In the best case scenario, school and district leaders put as much energy and effort into supporting teachers to develop new pedagogical skills as possible.  Using an abbreviated calendar (most schools are planning to end the year for students in early-mid May) to ensure teachers have a built-in ‘May-mester’ of learning is powerful.  My team at Kennesaw State University iTeach is planning and preparing to help in just that way.  A combination of always-free support and resources, a ‘coaching lite’ model of professional learning, and an experiential online professional learning program to grow educator competencies in remote learning situations are all ideas we have in the hopper.  If you have questions, concerns, or ideas you want to share,  you can chat live with a coach on our website: iteach.kennesaw.edu and make sure to subscribe to our newsletter to stay connected with us!

 In her editorial appearing in the Atlanta-Journal Consitution, Dr. Diana Bishop, a Cobb County Educator describes our current reality and suggests that everyone prepare now for online learning in the fall.  If buildings do end up opening in some version of face-to-face school, Bishop suggests the following ideas to mitigate the overcrowding and “population density” that make schools ground zero for the spread of viruses: 

–Stagger start-times or school days by grade level to reduce overall school density.
–Reduce class size to reduce classroom density.
–Move all high school classes to online only. Use the now-vacant schools to house elementary or middle school classes.
–Livestream performances, athletic competitions, and awards ceremonies.
–Allow for outside picnic areas at lunch
–Offer online classes as an option for motivated students and teachers. Give priority for teaching online courses to teachers who are defined as “high risk” (over 60 and/or with underlying health issues.)

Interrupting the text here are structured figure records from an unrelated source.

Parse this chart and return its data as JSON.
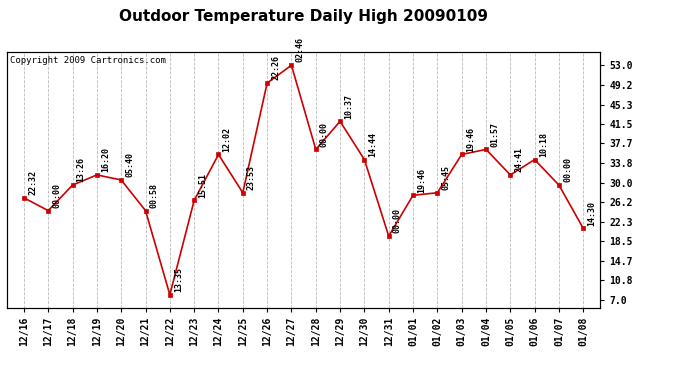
{
  "title": "Outdoor Temperature Daily High 20090109",
  "copyright": "Copyright 2009 Cartronics.com",
  "x_labels": [
    "12/16",
    "12/17",
    "12/18",
    "12/19",
    "12/20",
    "12/21",
    "12/22",
    "12/23",
    "12/24",
    "12/25",
    "12/26",
    "12/27",
    "12/28",
    "12/29",
    "12/30",
    "12/31",
    "01/01",
    "01/02",
    "01/03",
    "01/04",
    "01/05",
    "01/06",
    "01/07",
    "01/08"
  ],
  "y_values": [
    27.0,
    24.5,
    29.5,
    31.5,
    30.5,
    24.5,
    8.0,
    26.5,
    35.5,
    28.0,
    49.5,
    53.0,
    36.5,
    42.0,
    34.5,
    19.5,
    27.5,
    28.0,
    35.5,
    36.5,
    31.5,
    34.5,
    29.5,
    21.0
  ],
  "time_labels": [
    "22:32",
    "00:00",
    "13:26",
    "16:20",
    "05:40",
    "00:58",
    "13:35",
    "15:51",
    "12:02",
    "23:53",
    "22:26",
    "02:46",
    "00:00",
    "10:37",
    "14:44",
    "00:00",
    "19:46",
    "05:45",
    "19:46",
    "01:57",
    "24:41",
    "10:18",
    "00:00",
    "14:30"
  ],
  "y_ticks": [
    7.0,
    10.8,
    14.7,
    18.5,
    22.3,
    26.2,
    30.0,
    33.8,
    37.7,
    41.5,
    45.3,
    49.2,
    53.0
  ],
  "ylim": [
    5.5,
    55.5
  ],
  "line_color": "#cc0000",
  "marker_color": "#cc0000",
  "bg_color": "#ffffff",
  "grid_color": "#bbbbbb",
  "title_fontsize": 11,
  "copyright_fontsize": 6.5,
  "label_fontsize": 6,
  "tick_fontsize": 7
}
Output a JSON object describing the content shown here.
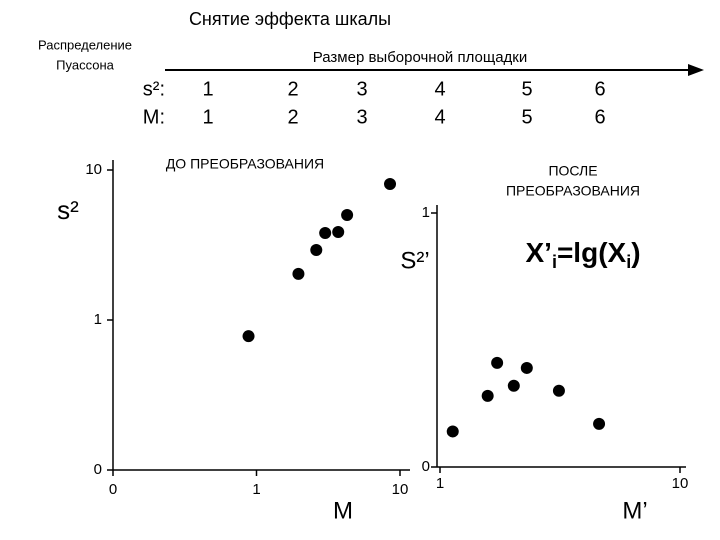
{
  "title": "Снятие эффекта шкалы",
  "side_label": [
    "Распределение",
    "Пуассона"
  ],
  "arrow_label": "Размер выборочной площадки",
  "table": {
    "rows": [
      [
        "s²:",
        1,
        2,
        3,
        4,
        5,
        6
      ],
      [
        "M:",
        1,
        2,
        3,
        4,
        5,
        6
      ]
    ]
  },
  "chart_data": [
    {
      "type": "scatter",
      "title": [
        "ДО ПРЕОБРАЗОВАНИЯ"
      ],
      "xlabel": "M",
      "ylabel": "s²",
      "x": [
        0.88,
        1.96,
        2.61,
        3.01,
        3.71,
        4.28,
        8.52
      ],
      "values": [
        0.78,
        2.03,
        2.93,
        3.8,
        3.86,
        5.01,
        8.07
      ],
      "color": "#000000",
      "xscale": "log",
      "yscale": "log",
      "xlim": [
        0.1,
        10
      ],
      "ylim": [
        0.1,
        10
      ],
      "xticks": [
        {
          "value": 0.1,
          "label": "0"
        },
        1,
        10
      ],
      "yticks": [
        {
          "value": 0.1,
          "label": "0"
        },
        1,
        10
      ]
    },
    {
      "type": "scatter",
      "title": [
        "ПОСЛЕ",
        "ПРЕОБРАЗОВАНИЯ"
      ],
      "xlabel": "M’",
      "ylabel": "S²’",
      "annotation": [
        "X’",
        "i",
        "=lg(X",
        "i",
        ")"
      ],
      "annotation_color": "#cc0000",
      "x": [
        1.13,
        1.58,
        1.73,
        2.03,
        2.3,
        3.13,
        4.6
      ],
      "values": [
        0.14,
        0.28,
        0.41,
        0.32,
        0.39,
        0.3,
        0.17
      ],
      "color": "#000000",
      "xscale": "log",
      "yscale": "linear",
      "xlim": [
        1,
        10
      ],
      "ylim": [
        0,
        1
      ],
      "xticks": [
        1,
        10
      ],
      "yticks": [
        0,
        1
      ]
    }
  ]
}
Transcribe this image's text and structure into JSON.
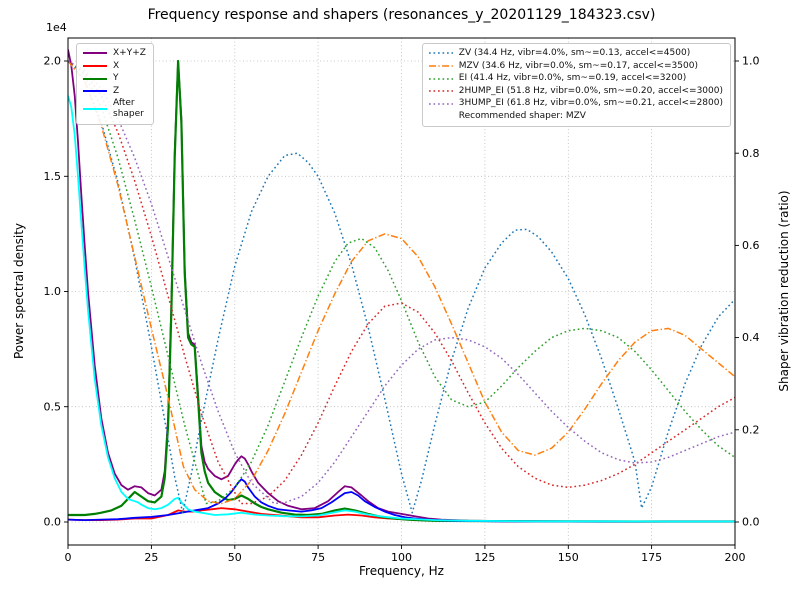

Consider your own family situation, teaching reality, fears and hopes.  What would you add to this list? 

When we collectively surface from this period of global disruption, reflection and research will allow us to tease out enduring benefits that will remain baked into our educational reality.  We are, in fact, not starting from scratch. We really want to get back to normal, but normal is being redefined every day in ways that impact how we learn, earn, and connect.. As Steve Clark, spokesman for Oregon State University told CNN, “We can hope for a full return in fall 2020, but hope is not a strategy”.